The sixth article, by authors Pat Naidoo and Pascoal A. Bacela from South Africa and Mozambique, reports that Africa faces critical questions into its future economic development, particularly in relation to its scarce energy supply and limited access to electricity of its population. Many Africans still rely on the traditional use of biomass for cooking, while in countries like Ethiopia, Nigeria, and Tanzania, large parts of the population are without access to electricity. This happens in a continent that has abundant energy resources, for example, 92% of its hydropower potential is still underdeveloped. It has an abundance of natural gas and oil in North and Western Africa and coal in Southern Africa. In addition, the entire African continent can be regarded as one giant solar panel, with wind dominating the arid desert and coastal regions. However, the darkness of some parts of Africa contrasts with what has been happening in the Southern African region, which could spread to the rest of Africa. Investments in people development are also a priority to maintain and sustain the power infrastructure.
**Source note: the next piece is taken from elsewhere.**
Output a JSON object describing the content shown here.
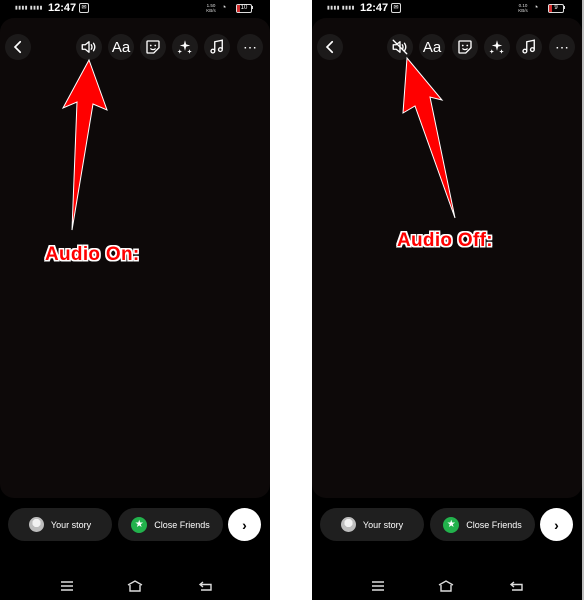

Finally, the “In My View” column has a contribution from author Hugo Altomonte, director of the United Nations Economic Commission for Latin America, who makes an assessment of the impact worldwide of the Fukushima accident on future energy supply and the open question if the 15% nuclear contribution to electricity production will increase or not.
Scenario evaluations and alternative technology costs are provided in several articles, with important factual data to support arguments. But overall, all articles challenge the engineering community worldwide to contribute to solving the technical, economical, environmental, and social problems of energy supply, common to different continents and levels of society development.
We appreciate and thank the authors for the efforts made and articles provided and IEEE Power & Energy Society and IEEE Power & Energy Magazine for the opportunity to present these valuable international views. Special thanks to Editor Mel Olken for his continuous and valuable support.